Sete menos dois

14 Ago 2019 / 02:00 H.

Considero que o direito de propriedade privada é um dos pilares de qualquer sociedade desenvolvida e uma das bases fundamentais para o bom funcionamento de qualquer economia. É fácil perceber que se os titulares de uma propriedade não puderem fruir nem dispor dela, o conceito de investimento cai no vazio e perde todo o seu sentido. É por isso que o acesso à propriedade representa também igual importância, sendo que este não deverá nunca ser posto em causa.

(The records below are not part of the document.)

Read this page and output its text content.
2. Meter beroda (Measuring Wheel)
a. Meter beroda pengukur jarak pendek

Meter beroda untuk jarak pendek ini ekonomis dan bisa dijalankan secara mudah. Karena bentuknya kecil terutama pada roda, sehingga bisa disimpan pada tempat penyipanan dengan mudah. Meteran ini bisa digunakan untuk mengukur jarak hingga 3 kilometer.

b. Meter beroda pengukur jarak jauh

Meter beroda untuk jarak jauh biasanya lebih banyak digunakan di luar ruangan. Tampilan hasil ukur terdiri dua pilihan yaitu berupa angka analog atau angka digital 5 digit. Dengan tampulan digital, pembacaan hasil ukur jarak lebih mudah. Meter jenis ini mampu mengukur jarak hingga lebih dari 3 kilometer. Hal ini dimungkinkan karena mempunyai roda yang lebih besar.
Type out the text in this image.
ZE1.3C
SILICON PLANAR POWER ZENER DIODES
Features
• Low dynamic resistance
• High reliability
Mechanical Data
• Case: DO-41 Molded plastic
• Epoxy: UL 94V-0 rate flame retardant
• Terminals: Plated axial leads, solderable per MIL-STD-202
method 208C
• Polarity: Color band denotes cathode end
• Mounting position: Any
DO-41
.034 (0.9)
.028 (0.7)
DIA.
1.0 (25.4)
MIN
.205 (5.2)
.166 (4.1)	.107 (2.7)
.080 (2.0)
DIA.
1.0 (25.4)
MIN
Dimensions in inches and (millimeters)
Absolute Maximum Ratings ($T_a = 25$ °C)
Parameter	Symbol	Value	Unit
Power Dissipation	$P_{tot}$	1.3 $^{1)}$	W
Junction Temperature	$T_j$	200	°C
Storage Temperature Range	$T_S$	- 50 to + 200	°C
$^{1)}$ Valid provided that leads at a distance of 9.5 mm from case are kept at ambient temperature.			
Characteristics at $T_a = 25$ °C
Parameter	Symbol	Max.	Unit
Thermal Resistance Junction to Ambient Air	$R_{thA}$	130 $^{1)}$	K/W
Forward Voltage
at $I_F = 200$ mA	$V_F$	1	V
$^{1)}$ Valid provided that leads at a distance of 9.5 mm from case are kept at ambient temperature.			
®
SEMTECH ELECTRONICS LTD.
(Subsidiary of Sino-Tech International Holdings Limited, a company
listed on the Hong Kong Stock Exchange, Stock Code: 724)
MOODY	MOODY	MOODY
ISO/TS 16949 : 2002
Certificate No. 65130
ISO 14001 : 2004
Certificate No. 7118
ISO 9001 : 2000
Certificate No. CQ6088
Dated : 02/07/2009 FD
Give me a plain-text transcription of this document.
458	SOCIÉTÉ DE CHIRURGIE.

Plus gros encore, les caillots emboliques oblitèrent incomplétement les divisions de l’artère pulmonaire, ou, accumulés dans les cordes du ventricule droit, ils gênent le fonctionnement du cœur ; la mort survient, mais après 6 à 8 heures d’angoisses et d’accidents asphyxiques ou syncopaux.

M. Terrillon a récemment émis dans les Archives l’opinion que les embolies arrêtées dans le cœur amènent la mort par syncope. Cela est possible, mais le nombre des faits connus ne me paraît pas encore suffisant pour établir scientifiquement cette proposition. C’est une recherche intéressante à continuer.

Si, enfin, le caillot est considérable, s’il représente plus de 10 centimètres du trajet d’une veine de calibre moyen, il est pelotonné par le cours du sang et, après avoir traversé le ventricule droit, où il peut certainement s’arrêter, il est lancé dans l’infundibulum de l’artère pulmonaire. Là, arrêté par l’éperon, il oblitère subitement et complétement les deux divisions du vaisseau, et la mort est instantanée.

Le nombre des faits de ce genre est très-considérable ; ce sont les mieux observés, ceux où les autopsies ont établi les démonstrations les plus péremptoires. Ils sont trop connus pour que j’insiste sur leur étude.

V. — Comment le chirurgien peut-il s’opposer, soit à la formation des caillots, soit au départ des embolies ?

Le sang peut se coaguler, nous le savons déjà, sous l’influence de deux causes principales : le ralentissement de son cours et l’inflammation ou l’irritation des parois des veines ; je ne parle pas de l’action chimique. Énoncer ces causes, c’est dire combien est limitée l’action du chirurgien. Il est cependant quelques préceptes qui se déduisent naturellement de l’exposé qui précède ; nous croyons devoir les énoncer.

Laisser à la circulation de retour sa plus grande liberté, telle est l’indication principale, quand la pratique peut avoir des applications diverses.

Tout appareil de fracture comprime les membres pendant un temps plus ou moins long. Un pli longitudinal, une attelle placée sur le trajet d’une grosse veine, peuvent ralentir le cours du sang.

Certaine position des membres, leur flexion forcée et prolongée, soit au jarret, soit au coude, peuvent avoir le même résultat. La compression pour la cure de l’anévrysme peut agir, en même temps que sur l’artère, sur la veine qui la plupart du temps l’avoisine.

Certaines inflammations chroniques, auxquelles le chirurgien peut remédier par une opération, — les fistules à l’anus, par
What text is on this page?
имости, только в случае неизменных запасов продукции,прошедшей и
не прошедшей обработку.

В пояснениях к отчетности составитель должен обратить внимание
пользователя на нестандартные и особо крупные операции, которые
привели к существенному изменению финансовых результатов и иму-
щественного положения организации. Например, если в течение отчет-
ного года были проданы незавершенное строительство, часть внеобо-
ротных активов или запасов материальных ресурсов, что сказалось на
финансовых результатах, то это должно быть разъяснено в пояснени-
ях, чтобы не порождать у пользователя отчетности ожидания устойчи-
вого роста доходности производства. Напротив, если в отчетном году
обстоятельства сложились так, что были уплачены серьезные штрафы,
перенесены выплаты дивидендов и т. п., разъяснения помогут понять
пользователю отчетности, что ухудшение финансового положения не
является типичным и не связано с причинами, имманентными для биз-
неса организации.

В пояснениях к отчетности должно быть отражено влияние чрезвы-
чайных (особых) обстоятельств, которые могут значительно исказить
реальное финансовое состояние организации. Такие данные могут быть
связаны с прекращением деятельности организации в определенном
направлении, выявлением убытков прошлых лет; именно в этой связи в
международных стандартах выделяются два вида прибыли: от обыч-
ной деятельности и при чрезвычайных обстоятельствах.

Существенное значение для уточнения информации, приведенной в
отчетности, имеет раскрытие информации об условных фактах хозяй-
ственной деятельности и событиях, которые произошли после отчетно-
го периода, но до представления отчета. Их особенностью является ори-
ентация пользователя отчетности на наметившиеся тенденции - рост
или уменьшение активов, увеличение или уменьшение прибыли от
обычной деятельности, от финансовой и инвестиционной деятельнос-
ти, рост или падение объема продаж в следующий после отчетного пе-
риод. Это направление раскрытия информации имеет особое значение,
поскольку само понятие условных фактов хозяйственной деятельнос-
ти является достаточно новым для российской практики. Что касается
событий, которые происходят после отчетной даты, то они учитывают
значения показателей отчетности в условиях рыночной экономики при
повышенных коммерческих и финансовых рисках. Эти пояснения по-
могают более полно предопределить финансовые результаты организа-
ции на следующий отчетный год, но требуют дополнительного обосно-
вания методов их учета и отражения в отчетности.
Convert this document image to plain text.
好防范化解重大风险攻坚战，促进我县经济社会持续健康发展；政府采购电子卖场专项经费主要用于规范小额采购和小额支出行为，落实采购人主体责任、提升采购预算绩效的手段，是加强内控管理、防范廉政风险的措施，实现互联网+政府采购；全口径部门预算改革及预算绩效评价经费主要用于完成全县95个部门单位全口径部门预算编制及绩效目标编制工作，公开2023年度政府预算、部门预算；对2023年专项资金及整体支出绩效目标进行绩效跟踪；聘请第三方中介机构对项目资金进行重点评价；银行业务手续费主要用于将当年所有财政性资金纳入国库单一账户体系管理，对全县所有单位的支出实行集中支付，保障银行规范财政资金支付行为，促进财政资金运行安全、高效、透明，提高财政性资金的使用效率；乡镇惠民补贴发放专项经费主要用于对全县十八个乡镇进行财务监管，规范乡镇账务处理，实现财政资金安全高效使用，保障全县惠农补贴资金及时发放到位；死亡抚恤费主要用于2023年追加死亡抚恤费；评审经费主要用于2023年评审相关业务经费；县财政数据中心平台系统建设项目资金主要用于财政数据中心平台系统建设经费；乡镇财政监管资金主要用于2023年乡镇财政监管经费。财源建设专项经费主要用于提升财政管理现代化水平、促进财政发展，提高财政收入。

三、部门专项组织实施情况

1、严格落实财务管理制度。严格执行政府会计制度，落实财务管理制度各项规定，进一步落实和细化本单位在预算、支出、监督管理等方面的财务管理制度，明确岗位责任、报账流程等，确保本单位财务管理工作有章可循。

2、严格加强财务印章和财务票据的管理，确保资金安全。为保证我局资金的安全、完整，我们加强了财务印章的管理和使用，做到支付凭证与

De igual forma, o acesso à propriedade pública (aquela que é de todos) deve também ser acautelado pelo Estado, que é quem encarna a titularidade do bem público. Desde o início da construção do Pestana Porto Santo e do agora Pestana Colombos, que foram vedados à população e aos restantes visitantes e turistas, os vários acessos à praia anteriormente aí existentes. A praia, é domínio público marítimo e abrange toda a área de faixa costeira até 50 metros para o interior desde a linha média da baixa-mar. O direito de propriedade privada está sujeito a servidões administrativas e a restrições de utilidade pública, e parece-me que a restituição dos acessos (servidões) anteriormente existentes, está perfeitamente justificada pela proteção do interesse público. São quase dois, os quilómetros de praia que dessa forma foram subtraídos aos sete magníficos quilómetros que a ilha tem para oferecer. Pode parecer pouco, mas realmente não é. Esses dois quilómetros representam cerca de 28% de toda a extensão de praia, pelo que é demasiado, tendo em conta o crescente número de turistas que o Porto Santo tem recebido durante os últimos anos e que a praia é a sua principal atracão.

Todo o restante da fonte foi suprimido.